Jesse Custer has encountered another obstacle in his long journey to the big screen as Sam Mendes has left Preacher to direct the next Bond film.

However, producer Neal Moritz tells Collider that Columbia Pictures is already talking to another director for the adaptation of the Garth Ennis-Steve Dillon comic series. But even with the loss of Mendes, Moritz envisions filming to begin in 2011.

"We’ve got a great script," he said. "John August wrote a script that I think is terrific. The hardest thing was with all the books -- the Preacher books -- was how to distill it down. And what he made the smart decision instead of trying to cram everything into one, there’s plenty of room for two or three movies. So that’s what he’s done and he’s done a really faithful adaption but made it probably more accessible to a broader audience right now. That movie’s definitely R-rated and it’s an amazing central character."

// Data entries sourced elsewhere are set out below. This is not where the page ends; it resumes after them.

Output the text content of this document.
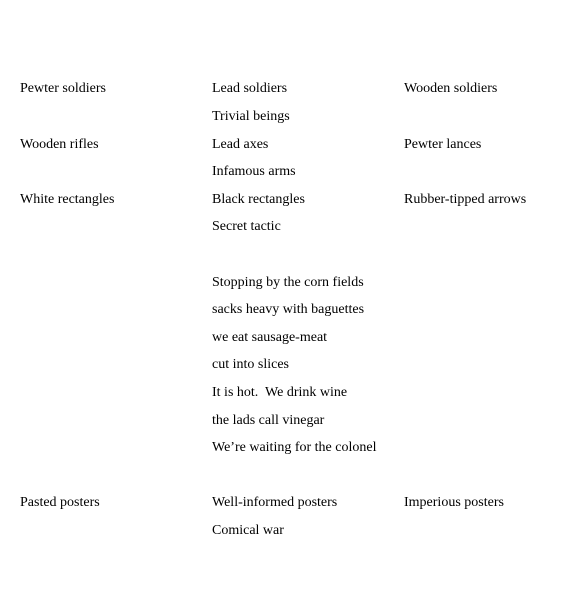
Pewter soldiers	Lead soldiers	Wooden soldiers
Trivial beings
Wooden rifles	Lead axes	Pewter lances
Infamous arms
White rectangles	Black rectangles	Rubber-tipped arrows
Secret tactic
Stopping by the corn fields
sacks heavy with baguettes
we eat sausage-meat
cut into slices
It is hot.  We drink wine
the lads call vinegar
We’re waiting for the colonel
Pasted posters	Well-informed posters	Imperious posters
Comical war
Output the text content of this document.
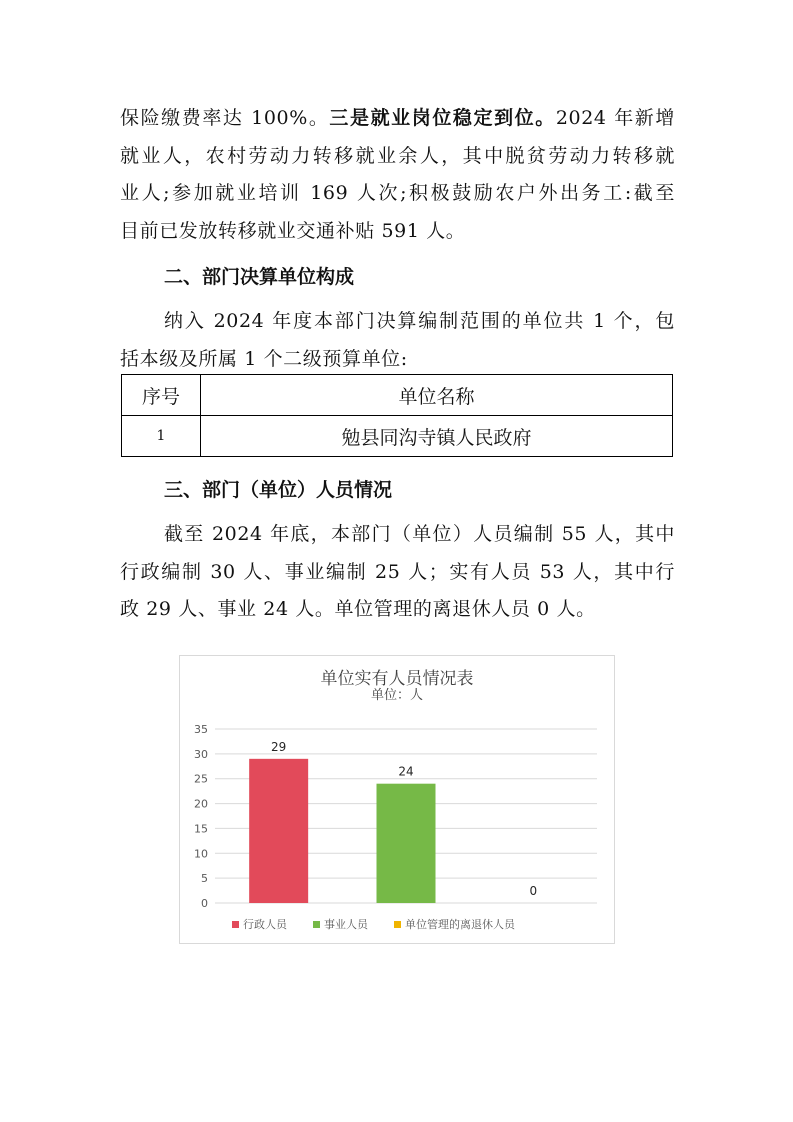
保险缴费率达 100%。三是就业岗位稳定到位。2024 年新增

就业人，农村劳动力转移就业余人，其中脱贫劳动力转移就

业人;参加就业培训 169 人次;积极鼓励农户外出务工:截至

目前已发放转移就业交通补贴 591 人。

二、部门决算单位构成

纳入 2024 年度本部门决算编制范围的单位共 1 个，包

括本级及所属 1 个二级预算单位:

序号	单位名称
1	勉县同沟寺镇人民政府
三、部门（单位）人员情况

截至 2024 年底，本部门（单位）人员编制 55 人，其中

行政编制 30 人、事业编制 25 人；实有人员 53 人，其中行

政 29 人、事业 24 人。单位管理的离退休人员 0 人。

单位实有人员情况表
单位：人
0
5
10
15
20
25
30
35
29
24
0
行政人员	事业人员	单位管理的离退休人员
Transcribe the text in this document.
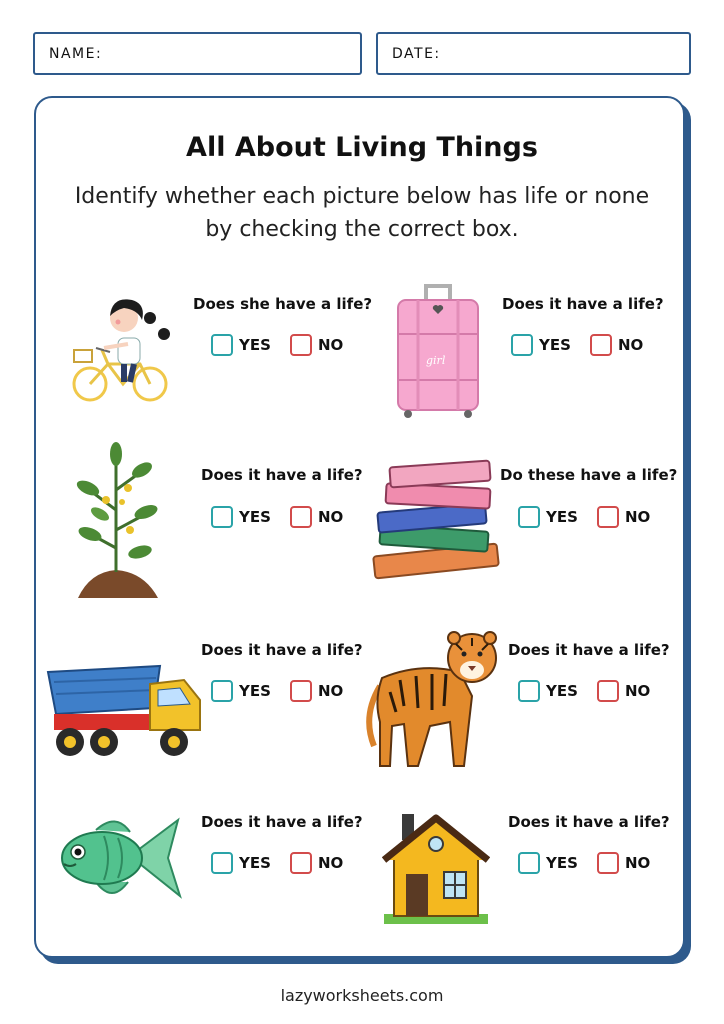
NAME:	DATE:
All About Living Things
Identify whether each picture below has life or none
by checking the correct box.
Does she have a life?
YES	NO
girl
Does it have a life?
YES	NO
Does it have a life?
YES	NO
Do these have a life?
YES	NO
Does it have a life?
YES	NO
Does it have a life?
YES	NO
Does it have a life?
YES	NO
Does it have a life?
YES	NO
lazyworksheets.com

Moritz also mentions that August (The Nines) has expressed interest in directing the film himself.

Preacher, which was published by DC Comics' Vertigo imprint from 1995 to 2000, has had a long, bumpy relationship with Hollywood that dates back more than a decade. The 66-issue series centers on Jesse Custer, a down-and-out Texas preacher who sets off on a journey, accompanied by his hitwoman ex-girlfriend Tulip O'Hare and the hard-drinking Irish vampire named Cassidy, to quite literally find God, who has abandoned Heaven and his responsibilities.

At one point James Marsden (X-Men, Superman Returns) was cast in 2002 as Custer in a planned $25-million motion picture. However, the feature film was scrapped over budget concerns, and in late 2006 HBO announced it had signed Mark Steven Johnson and Howard Deutch to write and direct a television pilot. However, by August 2008, HBO had pulled away from the proposed series.

"The new head of HBO felt it was just too dark and too violent and too controversial," Stevenson said at the time. "Which, of course, is kind of the point!"

Two months later, Columbia announced it had purchased the film rights, with Mendes directing.